Szeder, culé in the 30s and then a victim of Nazism
Hogan and Platko did not coincide, but MTK had assimilated that revolutionary football that began to achieve success in Austria. “The continent's players, unlike the English, were always careful with the handling of the ball and insistently solicitous to improve their technique”explains Couto. In the 1930s, the Hungarians Ernst Löwinger, György Szeder and Elemér Berkessy they played for Barça. Löwinger trained for a year (1933-34) but could not get a place on the team. György Szeder (1934-35), his birth name was Györg Silberstein, he was a leftist only 19 years old when he joined Barcelona, he only played five games when his country claimed him. He returned to Hungary, where he died in a concentration camp in 1945, the day after Adolf Hitler committed suicide. Berkessy (1934-36) arrived in Barcelona from Paris under the direction of Platko. The excellent player became the first Hungarian goalscorer in La Liga history.
But those little seeds multiplied in the 1950s. First with the arrival of Ladislao Kubala after fleeing his country risking his life, passing through Italy and marveling at Samitier when he saw him touch a ball. With the Hungarian came several advances. “Kubala was the first to take fouls over the wall, who protected the ball in the last minutes and who made the paradinha on penalties“said former player and Ballon d'Or Luis Suárez at the time.

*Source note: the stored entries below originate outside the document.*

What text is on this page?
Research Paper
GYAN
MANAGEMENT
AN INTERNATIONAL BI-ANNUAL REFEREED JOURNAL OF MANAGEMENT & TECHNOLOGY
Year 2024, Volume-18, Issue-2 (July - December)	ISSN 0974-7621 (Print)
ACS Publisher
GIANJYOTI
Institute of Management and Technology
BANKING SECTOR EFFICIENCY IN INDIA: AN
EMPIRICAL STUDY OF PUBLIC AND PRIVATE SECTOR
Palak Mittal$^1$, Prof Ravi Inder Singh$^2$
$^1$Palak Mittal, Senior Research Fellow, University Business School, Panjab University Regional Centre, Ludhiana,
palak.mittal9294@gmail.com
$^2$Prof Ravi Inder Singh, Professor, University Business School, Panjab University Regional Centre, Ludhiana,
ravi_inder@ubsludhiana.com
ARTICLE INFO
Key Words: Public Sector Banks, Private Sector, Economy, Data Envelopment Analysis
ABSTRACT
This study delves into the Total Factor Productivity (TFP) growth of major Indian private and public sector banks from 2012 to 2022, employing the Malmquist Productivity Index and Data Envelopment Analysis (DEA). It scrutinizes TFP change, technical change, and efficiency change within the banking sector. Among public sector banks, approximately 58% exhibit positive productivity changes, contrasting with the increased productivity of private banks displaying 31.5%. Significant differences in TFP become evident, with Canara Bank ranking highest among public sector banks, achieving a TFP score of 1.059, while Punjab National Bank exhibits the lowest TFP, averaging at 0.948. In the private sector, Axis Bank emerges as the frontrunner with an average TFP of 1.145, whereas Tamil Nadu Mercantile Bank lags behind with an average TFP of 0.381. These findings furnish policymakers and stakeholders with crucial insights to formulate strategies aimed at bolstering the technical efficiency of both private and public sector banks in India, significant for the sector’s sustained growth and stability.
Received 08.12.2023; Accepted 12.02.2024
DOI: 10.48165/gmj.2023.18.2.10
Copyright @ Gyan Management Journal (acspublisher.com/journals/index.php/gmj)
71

Although Kubala revolutionized Barcelona, the arrival of Czibor and Kocsis in 1958 it was an event in the city. That magical coincidence further marked the personality of a style of play that had led the Magyar team to excellence. Kocsis and Czibor, unlike Kubala, had belonged to the Aranycsapat (gold team) that won the 1952 Games and was runner-up in the 1954 world. His football innovations have another father, Gustav Sebes, a former player and also influenced by Jimmy Hogan.

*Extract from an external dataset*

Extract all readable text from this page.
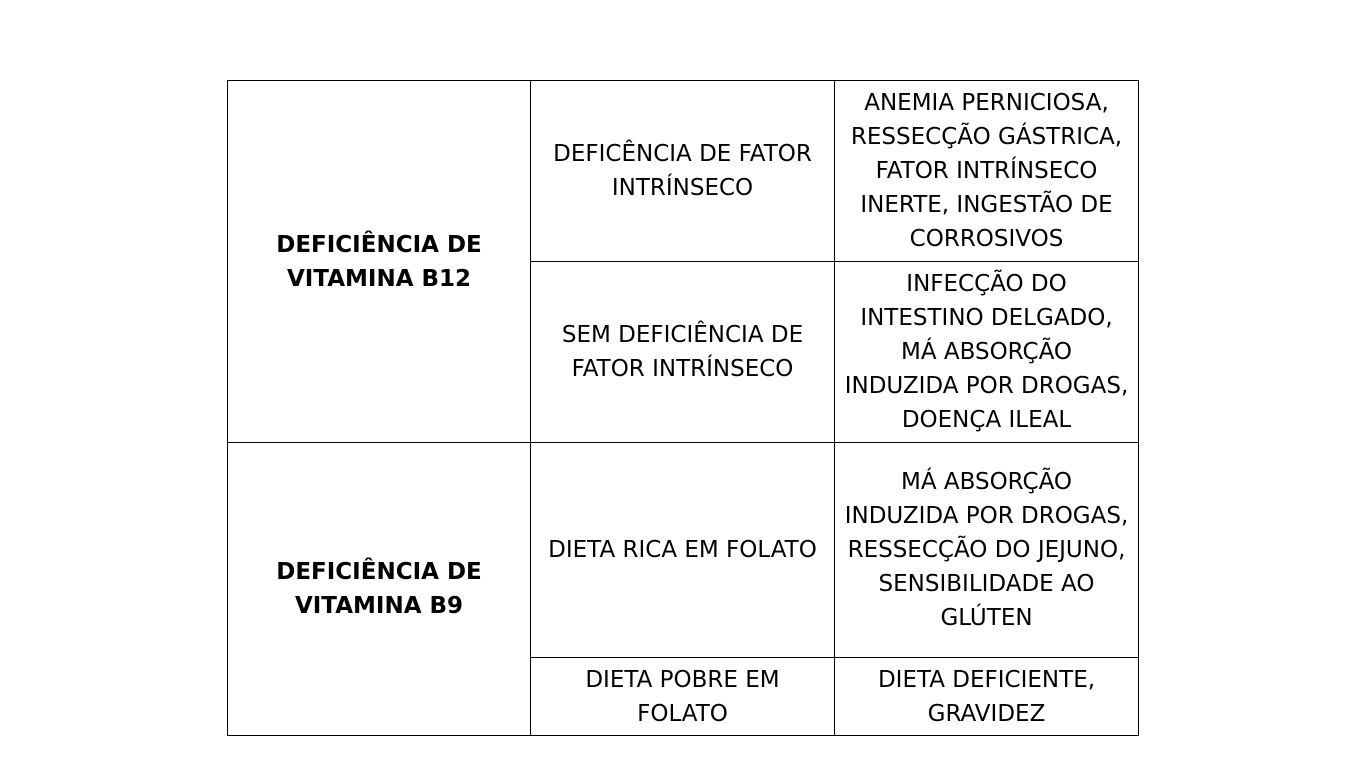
DEFICIÊNCIA DE VITAMINA B12	DEFICÊNCIA DE FATOR INTRÍNSECO	ANEMIA PERNICIOSA, RESSECÇÃO GÁSTRICA, FATOR INTRÍNSECO INERTE, INGESTÃO DE CORROSIVOS
	SEM DEFICIÊNCIA DE FATOR INTRÍNSECO	INFECÇÃO DO INTESTINO DELGADO, MÁ ABSORÇÃO INDUZIDA POR DROGAS, DOENÇA ILEAL
DEFICIÊNCIA DE VITAMINA B9	DIETA RICA EM FOLATO	MÁ ABSORÇÃO INDUZIDA POR DROGAS, RESSECÇÃO DO JEJUNO, SENSIBILIDADE AO GLÚTEN
	DIETA POBRE EM FOLATO	DIETA DEFICIENTE, GRAVIDEZ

Sebes and the creation of phase nine with Hidegkuti
With a socialist belief, Sebes distributed the internationals for two clubs in the city of Budapest (MTK and Honved) to be able to train regularly with all of them. His ideas, as Couto collects in his book, are clear advances in the game, germ of the later Dutch school and Barça DNA. Sebes transmitted “attack and defend together“,”the game is part of the group and not of the individual“,”turn the center forward into a more dynamic and less positional player“(Hidegkuti or Palótas developed that false nine function),”play from the stand and not play from the stand“or”Grosics, the goalkeeper, left the area“.

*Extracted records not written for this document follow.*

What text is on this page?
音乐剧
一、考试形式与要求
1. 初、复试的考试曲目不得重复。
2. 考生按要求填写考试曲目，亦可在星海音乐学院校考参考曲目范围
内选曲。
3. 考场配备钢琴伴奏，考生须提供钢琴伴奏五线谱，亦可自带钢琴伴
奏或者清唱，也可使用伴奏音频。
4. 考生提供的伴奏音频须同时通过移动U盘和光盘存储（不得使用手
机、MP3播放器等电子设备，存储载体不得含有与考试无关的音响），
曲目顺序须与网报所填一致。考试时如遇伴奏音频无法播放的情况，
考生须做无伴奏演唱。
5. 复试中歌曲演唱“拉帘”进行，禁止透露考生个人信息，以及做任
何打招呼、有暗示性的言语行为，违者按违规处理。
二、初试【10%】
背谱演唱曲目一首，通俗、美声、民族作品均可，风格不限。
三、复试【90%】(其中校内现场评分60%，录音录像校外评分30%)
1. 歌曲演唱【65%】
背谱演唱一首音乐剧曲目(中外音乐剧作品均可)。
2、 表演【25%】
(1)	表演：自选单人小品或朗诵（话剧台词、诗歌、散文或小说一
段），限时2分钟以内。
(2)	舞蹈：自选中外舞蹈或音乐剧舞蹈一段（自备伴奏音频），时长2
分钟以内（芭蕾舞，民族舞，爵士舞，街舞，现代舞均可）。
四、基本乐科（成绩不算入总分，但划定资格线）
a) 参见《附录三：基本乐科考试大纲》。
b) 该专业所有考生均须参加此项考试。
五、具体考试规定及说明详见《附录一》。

All this was exhibited in the best showcase: the “match of the century” against England, with Hogan in the Wembley stands watching his country's team lose to a team that had believed in his ideas. In fact, from that period from 1951 to 1954 Hungary only fell once, the famous World Cup final against West Germany (3-2). The Hungarian school, even if it was disorderly and with players and not coaches, had also left its mark on Barcelona, those first molecules of its later style of play that the Dutch school developed.